We usually just go for T mlir::linalg::isProducerFusable(...) {...}

gysit updated this revision to Diff 369757.Aug 31 2021, 11:43 AM

Address comments.

gysit marked 5 inline comments as done.Aug 31 2021, 11:45 AM
mravishankar added inline comments.Aug 31 2021, 10:06 PM
mlir/include/mlir/Dialect/Linalg/Utils/Utils.h
164

Curious why we need this and the producer itself. I dont think we can split the producer and "fuse" individual OpResult if we have ops with multiple results

mlir/lib/Dialect/Linalg/Transforms/FusionOnTensors.cpp
55

would this not be easier to get with the getUseDefChain above?

174

Nit: fold this with the check below. AN error saying "expected linalg op" implies blockargument is not expected.

189

Third time traversing this. Its a style comment, so sort of a nit. You could compute the sliceOps and loops and bbArgs at the same time while traversing the use-def chain. The chain is small, so its not an efficiency thing, but more cognitive overhead.

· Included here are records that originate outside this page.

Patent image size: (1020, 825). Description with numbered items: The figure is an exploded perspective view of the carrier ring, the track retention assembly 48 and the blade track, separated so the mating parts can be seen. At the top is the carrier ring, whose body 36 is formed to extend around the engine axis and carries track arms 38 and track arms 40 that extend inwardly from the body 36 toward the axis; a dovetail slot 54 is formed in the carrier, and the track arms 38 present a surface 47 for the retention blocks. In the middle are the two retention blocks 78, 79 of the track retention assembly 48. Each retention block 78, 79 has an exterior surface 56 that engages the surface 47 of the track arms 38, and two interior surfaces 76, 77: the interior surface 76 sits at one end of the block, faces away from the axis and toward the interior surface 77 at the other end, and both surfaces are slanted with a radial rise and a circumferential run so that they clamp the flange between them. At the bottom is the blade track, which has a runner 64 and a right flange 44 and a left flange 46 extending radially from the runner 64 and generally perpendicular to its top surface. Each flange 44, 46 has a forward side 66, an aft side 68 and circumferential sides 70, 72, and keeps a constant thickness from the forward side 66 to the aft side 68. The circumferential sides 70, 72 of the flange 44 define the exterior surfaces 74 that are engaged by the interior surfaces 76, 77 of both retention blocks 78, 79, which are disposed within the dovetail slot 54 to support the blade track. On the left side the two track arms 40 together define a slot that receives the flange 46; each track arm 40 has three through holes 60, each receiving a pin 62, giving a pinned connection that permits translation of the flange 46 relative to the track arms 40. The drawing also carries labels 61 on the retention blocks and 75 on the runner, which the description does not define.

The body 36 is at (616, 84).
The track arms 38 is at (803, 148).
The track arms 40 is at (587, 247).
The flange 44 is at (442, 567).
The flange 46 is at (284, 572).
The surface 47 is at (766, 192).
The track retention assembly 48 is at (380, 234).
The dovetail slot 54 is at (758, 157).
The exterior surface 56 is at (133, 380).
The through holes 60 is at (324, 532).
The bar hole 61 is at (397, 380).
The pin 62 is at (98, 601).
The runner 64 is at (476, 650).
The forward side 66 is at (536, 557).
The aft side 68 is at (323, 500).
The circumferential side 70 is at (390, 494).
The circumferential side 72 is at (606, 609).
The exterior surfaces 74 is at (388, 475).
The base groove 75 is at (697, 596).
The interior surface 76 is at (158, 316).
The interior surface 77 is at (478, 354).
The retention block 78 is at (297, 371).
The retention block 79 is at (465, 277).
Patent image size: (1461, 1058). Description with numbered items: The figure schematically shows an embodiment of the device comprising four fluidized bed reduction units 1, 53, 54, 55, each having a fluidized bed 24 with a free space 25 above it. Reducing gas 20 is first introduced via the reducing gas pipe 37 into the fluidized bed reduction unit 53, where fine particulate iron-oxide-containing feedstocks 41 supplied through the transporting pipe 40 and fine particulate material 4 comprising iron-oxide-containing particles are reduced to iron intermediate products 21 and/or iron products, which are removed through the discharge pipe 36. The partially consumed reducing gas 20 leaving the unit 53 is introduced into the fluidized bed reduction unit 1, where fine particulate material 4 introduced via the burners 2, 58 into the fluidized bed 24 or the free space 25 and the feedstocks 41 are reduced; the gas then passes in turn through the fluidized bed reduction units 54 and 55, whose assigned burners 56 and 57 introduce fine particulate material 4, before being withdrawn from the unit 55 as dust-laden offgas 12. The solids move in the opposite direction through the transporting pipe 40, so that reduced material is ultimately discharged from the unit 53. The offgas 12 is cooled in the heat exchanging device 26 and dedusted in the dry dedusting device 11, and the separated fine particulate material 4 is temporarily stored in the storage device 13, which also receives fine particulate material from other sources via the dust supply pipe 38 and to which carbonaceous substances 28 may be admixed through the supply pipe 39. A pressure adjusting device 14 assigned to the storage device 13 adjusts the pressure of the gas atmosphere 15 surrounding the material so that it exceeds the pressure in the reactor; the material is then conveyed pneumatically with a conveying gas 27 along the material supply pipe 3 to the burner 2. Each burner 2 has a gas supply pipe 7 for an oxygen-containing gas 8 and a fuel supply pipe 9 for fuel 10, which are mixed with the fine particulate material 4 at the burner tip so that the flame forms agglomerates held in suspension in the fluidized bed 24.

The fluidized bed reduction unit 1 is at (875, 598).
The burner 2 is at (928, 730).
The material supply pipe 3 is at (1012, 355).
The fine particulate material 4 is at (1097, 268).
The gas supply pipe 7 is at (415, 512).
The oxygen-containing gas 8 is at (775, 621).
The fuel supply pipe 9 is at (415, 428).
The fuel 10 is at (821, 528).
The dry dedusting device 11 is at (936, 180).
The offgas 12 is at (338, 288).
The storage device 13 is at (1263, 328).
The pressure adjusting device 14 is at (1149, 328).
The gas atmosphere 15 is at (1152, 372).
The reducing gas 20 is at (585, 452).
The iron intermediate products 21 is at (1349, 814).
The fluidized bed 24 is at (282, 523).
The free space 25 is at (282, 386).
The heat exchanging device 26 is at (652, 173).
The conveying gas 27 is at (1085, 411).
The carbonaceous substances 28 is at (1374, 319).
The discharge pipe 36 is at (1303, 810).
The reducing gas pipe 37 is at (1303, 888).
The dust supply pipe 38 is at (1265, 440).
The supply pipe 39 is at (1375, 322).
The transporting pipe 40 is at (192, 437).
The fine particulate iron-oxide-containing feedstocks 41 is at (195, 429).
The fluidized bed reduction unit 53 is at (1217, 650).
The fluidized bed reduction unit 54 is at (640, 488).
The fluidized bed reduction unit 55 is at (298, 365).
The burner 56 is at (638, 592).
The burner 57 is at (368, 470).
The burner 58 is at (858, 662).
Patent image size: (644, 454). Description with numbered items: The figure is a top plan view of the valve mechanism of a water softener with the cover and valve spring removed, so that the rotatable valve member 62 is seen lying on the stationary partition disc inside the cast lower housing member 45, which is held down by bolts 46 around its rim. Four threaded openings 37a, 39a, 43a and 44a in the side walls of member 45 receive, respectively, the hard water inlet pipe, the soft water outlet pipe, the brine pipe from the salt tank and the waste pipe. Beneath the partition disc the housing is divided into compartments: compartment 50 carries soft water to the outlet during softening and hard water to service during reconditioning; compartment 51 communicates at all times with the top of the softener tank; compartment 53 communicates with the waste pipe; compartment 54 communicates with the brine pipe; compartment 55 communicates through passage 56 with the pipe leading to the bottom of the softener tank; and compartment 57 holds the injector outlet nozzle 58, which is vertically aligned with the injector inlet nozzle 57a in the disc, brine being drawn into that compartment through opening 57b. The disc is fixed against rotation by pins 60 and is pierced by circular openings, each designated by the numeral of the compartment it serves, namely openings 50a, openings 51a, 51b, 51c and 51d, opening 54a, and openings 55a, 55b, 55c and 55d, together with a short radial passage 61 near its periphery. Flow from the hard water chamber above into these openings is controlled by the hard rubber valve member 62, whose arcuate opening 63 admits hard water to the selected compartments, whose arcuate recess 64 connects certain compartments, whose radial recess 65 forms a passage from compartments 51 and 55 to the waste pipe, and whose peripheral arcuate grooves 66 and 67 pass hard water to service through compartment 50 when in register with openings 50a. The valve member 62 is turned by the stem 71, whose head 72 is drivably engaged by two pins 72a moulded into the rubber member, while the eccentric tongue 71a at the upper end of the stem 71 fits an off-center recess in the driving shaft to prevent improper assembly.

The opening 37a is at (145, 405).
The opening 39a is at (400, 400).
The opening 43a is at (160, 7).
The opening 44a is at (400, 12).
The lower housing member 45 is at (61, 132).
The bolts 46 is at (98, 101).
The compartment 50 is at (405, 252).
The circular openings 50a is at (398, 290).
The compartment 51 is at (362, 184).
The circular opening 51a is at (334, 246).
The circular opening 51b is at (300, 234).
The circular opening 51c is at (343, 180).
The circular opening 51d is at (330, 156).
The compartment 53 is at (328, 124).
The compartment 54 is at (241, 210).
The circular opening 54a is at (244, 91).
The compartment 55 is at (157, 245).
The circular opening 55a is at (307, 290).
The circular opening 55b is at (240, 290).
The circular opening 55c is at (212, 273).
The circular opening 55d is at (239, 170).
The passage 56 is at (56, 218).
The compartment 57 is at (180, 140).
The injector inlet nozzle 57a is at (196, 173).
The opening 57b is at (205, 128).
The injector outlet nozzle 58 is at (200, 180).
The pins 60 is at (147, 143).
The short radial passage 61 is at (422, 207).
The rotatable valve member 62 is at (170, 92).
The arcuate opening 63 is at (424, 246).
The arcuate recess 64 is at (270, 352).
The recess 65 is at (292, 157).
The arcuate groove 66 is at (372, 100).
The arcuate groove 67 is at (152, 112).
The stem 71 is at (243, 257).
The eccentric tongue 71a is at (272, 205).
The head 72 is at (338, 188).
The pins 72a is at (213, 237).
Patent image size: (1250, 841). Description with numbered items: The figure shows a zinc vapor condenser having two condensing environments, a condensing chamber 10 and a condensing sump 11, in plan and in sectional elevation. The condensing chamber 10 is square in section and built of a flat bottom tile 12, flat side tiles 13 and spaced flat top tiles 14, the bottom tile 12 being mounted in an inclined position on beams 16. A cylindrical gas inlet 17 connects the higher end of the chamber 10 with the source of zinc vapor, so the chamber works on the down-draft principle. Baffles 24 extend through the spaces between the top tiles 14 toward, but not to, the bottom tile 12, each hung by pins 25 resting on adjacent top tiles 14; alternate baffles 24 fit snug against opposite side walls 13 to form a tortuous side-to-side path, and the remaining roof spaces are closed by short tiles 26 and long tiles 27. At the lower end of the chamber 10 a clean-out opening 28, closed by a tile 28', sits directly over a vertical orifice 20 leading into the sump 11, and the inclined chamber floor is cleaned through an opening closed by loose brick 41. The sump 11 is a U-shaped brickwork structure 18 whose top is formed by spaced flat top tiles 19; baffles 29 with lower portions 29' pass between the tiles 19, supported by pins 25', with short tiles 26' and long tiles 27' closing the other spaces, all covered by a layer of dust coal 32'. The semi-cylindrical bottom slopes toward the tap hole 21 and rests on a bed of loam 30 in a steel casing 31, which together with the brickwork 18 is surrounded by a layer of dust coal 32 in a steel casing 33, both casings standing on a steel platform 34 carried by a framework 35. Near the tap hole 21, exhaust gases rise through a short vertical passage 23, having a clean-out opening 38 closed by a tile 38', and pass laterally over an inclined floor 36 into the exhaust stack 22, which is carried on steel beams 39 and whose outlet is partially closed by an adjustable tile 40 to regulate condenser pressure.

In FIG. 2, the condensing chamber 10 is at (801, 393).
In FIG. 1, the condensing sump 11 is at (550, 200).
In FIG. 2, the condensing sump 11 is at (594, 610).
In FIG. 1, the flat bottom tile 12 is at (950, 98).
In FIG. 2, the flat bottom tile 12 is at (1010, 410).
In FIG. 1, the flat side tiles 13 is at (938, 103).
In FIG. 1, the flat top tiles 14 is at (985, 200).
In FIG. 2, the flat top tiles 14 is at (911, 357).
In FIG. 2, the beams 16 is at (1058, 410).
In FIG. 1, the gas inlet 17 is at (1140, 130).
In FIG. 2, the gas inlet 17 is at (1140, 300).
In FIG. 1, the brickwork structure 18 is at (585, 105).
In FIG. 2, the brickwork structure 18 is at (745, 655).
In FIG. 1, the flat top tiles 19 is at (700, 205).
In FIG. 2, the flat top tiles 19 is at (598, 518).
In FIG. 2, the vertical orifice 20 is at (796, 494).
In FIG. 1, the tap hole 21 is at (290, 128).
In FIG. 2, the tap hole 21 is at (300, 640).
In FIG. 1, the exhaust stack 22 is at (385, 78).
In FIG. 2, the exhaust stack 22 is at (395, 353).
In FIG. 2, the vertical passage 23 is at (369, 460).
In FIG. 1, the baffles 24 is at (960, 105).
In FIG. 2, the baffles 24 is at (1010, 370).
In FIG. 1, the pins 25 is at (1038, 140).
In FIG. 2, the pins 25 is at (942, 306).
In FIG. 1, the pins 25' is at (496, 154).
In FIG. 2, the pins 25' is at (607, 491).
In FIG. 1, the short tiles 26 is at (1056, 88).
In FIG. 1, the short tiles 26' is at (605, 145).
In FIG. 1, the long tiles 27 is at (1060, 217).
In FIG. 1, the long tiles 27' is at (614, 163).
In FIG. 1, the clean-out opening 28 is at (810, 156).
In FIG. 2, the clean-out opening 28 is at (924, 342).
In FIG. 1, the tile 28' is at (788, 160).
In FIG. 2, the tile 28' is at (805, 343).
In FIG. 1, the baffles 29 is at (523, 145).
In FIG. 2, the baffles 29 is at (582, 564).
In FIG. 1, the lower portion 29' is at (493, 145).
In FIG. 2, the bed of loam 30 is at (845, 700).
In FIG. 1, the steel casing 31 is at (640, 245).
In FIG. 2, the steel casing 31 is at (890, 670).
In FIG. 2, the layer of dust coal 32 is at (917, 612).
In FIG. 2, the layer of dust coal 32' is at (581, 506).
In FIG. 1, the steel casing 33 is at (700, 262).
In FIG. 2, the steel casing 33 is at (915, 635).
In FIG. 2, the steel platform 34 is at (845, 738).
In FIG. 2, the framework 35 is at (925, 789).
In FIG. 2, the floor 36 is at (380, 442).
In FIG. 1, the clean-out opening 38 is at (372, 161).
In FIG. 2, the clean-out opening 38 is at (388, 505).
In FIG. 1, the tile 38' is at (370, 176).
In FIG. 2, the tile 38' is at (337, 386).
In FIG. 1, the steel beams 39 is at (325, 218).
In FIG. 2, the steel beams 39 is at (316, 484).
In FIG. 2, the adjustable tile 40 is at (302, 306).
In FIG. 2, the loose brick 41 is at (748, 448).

mlir/test/Dialect/Linalg/fusion-on-tensors.mlir
37

Am I reading this right? The fill is coming into the k loop?

@nicolasvasilache @mravishankar thanks for the feedback so far. I already addressed some comments and will continue to do so.

mlir/include/mlir/Dialect/Linalg/Utils/Utils.h
164

The current version of fusion supports fusing producers with multiple outputs but introduces redundant computation.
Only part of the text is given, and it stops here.